I don’t even want to imagine what the American culinary landscape would look like today if cultural icon Julia Child hadn’t encouraged Americans to expand their food repertoire with her practical and impeccable cooking shows and cookbooks. Thank you Julia, for helping us along our way towards seasonal cooking, local sourcing of ingredients, and enjoying cuisines from around the globe. And happy birthday–we miss you, but your legacy stays with us, on video and on the page.

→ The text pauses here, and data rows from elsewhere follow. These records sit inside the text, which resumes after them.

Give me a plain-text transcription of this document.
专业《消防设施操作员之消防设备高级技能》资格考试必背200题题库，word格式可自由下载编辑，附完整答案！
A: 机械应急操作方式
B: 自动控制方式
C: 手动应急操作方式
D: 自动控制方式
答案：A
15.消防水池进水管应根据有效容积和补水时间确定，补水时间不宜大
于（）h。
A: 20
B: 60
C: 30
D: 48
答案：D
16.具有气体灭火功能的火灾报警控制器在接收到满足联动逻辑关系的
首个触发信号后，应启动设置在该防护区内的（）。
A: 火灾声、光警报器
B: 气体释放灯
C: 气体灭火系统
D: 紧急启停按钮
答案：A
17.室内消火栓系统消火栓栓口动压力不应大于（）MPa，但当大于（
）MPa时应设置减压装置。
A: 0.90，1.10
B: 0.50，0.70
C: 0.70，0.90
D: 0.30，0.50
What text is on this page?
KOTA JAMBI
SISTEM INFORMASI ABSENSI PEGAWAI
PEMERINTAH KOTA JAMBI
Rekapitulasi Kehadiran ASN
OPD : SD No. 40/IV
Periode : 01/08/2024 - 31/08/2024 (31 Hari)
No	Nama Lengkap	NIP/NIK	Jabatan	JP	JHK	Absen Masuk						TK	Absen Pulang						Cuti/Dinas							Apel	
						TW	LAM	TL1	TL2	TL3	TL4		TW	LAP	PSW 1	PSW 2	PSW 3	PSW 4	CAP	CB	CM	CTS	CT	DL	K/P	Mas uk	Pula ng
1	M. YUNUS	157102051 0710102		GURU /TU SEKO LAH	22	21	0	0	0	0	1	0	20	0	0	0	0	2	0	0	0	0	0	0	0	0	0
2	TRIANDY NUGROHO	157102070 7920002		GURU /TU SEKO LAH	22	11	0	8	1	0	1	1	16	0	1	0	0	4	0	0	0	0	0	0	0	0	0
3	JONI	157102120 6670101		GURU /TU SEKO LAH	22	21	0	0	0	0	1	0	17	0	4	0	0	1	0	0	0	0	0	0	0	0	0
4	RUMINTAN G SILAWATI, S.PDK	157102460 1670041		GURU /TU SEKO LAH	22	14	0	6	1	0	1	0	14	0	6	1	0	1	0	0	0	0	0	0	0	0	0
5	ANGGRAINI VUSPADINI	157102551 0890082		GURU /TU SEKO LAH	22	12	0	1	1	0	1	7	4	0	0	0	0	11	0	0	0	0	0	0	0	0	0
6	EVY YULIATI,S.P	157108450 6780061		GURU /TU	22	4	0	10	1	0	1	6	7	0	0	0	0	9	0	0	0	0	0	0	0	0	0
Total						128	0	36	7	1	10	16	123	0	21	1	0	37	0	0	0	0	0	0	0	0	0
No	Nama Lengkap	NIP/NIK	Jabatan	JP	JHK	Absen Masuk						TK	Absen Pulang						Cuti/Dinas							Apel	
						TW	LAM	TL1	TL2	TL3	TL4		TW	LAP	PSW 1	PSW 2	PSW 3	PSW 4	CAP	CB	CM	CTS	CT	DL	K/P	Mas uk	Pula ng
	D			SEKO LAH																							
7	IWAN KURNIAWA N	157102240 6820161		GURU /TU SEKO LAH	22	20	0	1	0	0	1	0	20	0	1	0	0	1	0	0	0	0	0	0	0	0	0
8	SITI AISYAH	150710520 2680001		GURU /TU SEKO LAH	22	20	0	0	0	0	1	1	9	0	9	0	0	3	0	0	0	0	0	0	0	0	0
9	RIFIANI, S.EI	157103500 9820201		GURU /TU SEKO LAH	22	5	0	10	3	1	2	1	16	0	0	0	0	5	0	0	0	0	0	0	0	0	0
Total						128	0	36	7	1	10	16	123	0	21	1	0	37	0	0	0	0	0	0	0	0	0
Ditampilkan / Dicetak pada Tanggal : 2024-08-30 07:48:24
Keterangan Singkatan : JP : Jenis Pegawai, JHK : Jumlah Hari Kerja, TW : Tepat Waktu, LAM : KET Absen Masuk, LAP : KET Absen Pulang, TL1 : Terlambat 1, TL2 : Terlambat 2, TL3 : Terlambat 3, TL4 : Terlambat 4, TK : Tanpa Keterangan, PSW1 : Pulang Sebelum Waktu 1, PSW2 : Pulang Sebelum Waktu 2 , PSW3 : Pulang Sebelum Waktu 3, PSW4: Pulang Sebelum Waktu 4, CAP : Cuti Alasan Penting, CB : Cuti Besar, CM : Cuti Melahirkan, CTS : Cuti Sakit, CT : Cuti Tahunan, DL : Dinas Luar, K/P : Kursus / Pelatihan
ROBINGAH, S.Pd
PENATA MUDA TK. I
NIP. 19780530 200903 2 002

Here at Morrow Cookbooks, we are honored to be the publishers of Baking with Julia. This classic of the genre first hit the shelves in November 1996, has never been out of print, and won an IACP Cookbook Award and a James Beard Award. Upon publication, the New York Times warmly reviewed Baking with Julia:
“The 200 recipes are organized as a course in baking, with an early, energetic section on the basic batters and doughs or cakes and pastries. The book moves on to recipes of varying degrees of complexity. In the bread section, you start off easy, with simple compositions, like white bread or a buttermilk loaf for your bread machine, and then it’s on to more painstaking creations that might include tricky wild yeast and meticulous braiding .But the book’s success is due to more than organization: the text never misses a chance to explain, expand and entertain. The reader is told, for instance, that the molded cookies called “tuiles” are a reference to French roof tiles; chiffon cake was named for the airy costumes of the flappers in the 1920′s. And the tutorials that accompany recipes are models of clarity… “
The whole food world is abuzz with the celebration for Julia. Here are two highlights:
- Emeril Lagasse highlights nine recipes inspired by Julia
- Food52′s Genius Recipes column highlights Julia’s Tian de Courgettes au Riz (Zucchini Tian)
How will you join in to commemorate Julia’s 100th birthday? Do you have any favorite memories of Julia Child?